Hollywood wants this movie to have an organic farmer's market foodie type of thing going on, so dozens of potted trees had their root balls sawed off so that De la Guerra Plaza could be turned into a Christmas tree lot.

This circle of hell was also populated by lights, umbrellas, and small women in thick coats. Well, you know, it's Southern California. With all those palm trees around the only way to signify winter is to show people wearing long sleeves.

I'm sounding kind of down on this little invasion, aren't I? It's one of the more perverse aspects of my nature to complain about things that I'm actually sort of excited about. I love movies.

"Hi, Steve!" That's what a woman standing next to me said. She said it loudly but in a real friendly way. Steve looked over and smiled, and that made a couple of other women behind me say, "Oh, he's such a nice guy."

The only thing that popped into my head to yell was, "Hey, Steve, let's get small!" I'm glad I didn't, though. Referencing thirty-year-old catchphrases only opens the door to remorse. Plus, the smile of a movie star stepping into a car he's not going to drive can be a complex thing. To me, his seemed to contain measures of gratefulness for the attention, embarrassment at the attention, weariness of the attention, indifference to the attention, and just enough concentration to listen to his messages. All wrapped up in a polarized lucre shell.

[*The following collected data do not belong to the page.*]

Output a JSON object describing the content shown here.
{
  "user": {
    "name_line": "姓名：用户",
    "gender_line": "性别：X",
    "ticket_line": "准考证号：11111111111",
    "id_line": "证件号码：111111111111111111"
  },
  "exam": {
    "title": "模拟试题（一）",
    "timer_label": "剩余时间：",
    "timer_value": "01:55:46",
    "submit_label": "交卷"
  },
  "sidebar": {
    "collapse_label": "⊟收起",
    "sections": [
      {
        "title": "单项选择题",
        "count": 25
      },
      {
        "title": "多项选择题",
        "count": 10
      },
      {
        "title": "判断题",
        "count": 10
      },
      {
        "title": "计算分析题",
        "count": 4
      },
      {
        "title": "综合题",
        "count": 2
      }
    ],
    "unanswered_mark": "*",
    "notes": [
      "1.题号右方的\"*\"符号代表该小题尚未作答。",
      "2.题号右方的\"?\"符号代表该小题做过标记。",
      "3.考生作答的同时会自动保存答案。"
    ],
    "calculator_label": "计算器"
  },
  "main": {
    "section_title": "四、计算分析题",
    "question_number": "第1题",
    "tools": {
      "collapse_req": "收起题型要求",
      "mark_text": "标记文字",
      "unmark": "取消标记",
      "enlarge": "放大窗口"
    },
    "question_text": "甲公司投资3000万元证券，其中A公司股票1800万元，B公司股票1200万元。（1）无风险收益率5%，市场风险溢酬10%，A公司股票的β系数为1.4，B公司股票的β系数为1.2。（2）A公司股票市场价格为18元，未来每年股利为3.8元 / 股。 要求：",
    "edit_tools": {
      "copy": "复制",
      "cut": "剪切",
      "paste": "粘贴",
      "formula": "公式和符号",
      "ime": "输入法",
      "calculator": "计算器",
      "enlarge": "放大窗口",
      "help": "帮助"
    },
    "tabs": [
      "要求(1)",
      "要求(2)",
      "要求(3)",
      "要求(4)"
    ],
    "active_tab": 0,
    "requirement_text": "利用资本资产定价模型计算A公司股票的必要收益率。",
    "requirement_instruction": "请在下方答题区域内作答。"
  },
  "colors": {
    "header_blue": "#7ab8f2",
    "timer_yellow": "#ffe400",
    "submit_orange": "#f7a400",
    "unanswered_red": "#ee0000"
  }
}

For a moment he rolled down the window so we could see him again -- the weird status acknowledgment and graciousness of a gesture like that in our allegedly classless society merits an essay that someone smarter than me would have to write -- and still with the same weary/indifferent/worthy smile. Then his window hummed back up and he was gone and I decided the universe had just given me a little punch in the arm to show it liked me, but that I shouldn't push my luck and wait for Meryl Streep.